The latest installment in Joel Fleishman’s long-running study of the AVI CHAI Foundation’s spend-down was published this week (you can download it here). Unlike in past iterations, this report does not begin with a survey of the year’s events, but with an extended reflection on the lessons the foundation has learned thus far. It’s a meaty list.
Among other things, with less than half a decade of grantmaking left, AVI CHAI is now racing the clock to satisfy two quite different end-term goals. The first is to help its grantees — many of whom have been heavily, even primarily, dependent on AVI CHAI grants for survival — to develop fundraising and other organizational strengths to carry on after their major funder is gone. So even as the foundation has been planning its final grants and winding down its support, it has had to focus ever more deeply on the finances, management, and governance of the organizations it supports, and help them make improvements. In the case of a few grantees, the best solution seems to be a merger with another organization — a difficult and time-consuming challenge that will call for considerable effort from the grantees and close attention from the foundation.
The second late-stage challenge for AVI CHAI has been an effort to stay engaged in its fields of interest, pursuing promising new opportunities when they arise, even as the endowment diminishes and the time for ramping up new work grows short.
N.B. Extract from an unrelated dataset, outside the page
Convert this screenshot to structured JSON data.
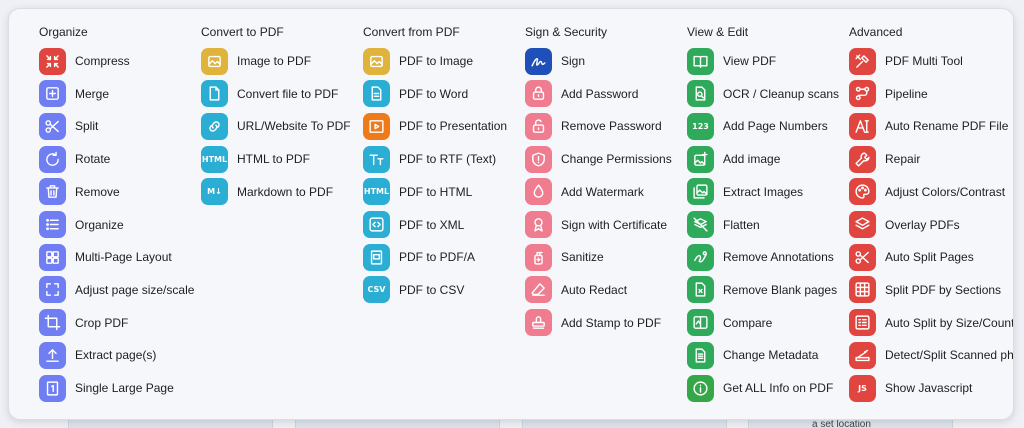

Rather than devoting itself solely to the somber task of closing out relationships and weaning cherished grantees, AVI CHAI has reserved some funds for new activities — what Professor Fleishman calls “Last Hurrah” grants — provided they show clear potential for lasting impact in the time remaining. This continued creative effort not only helps to keep the foundation informed, relevant, and active in its final years, it also makes the best use of a sometimes-undervalued asset: the reservoir of skill, insight, and technical knowledge that its staff has accumulated over time.
By “ending with a bang rather than a whimper,” Professor Fleishman writes, “a spend-down foundation can avoid wasting its cumulative investment in its most precious resource. That resource is not money; it is the talent of its human resources, its program officers, at the very point in time when they know more than they ever did before.“
The combination of winding down and winding up, in the words of an AVI CHAI program officer, is “a huge change from the past, when we could first experiment and not have the time pressure to place only the right bets.”
“Now,” Professor Fleishman concludes, “having re-oriented all of its effort … toward reaching a responsible conclusion with lasting benefits, AVI CHAI finds itself calculating not only the cost of each remaining activity, but the amount of time that activity will take to prove its worth, at least tentatively, and where the results will stand on December 31, 2019” when the last grant is expected to be made.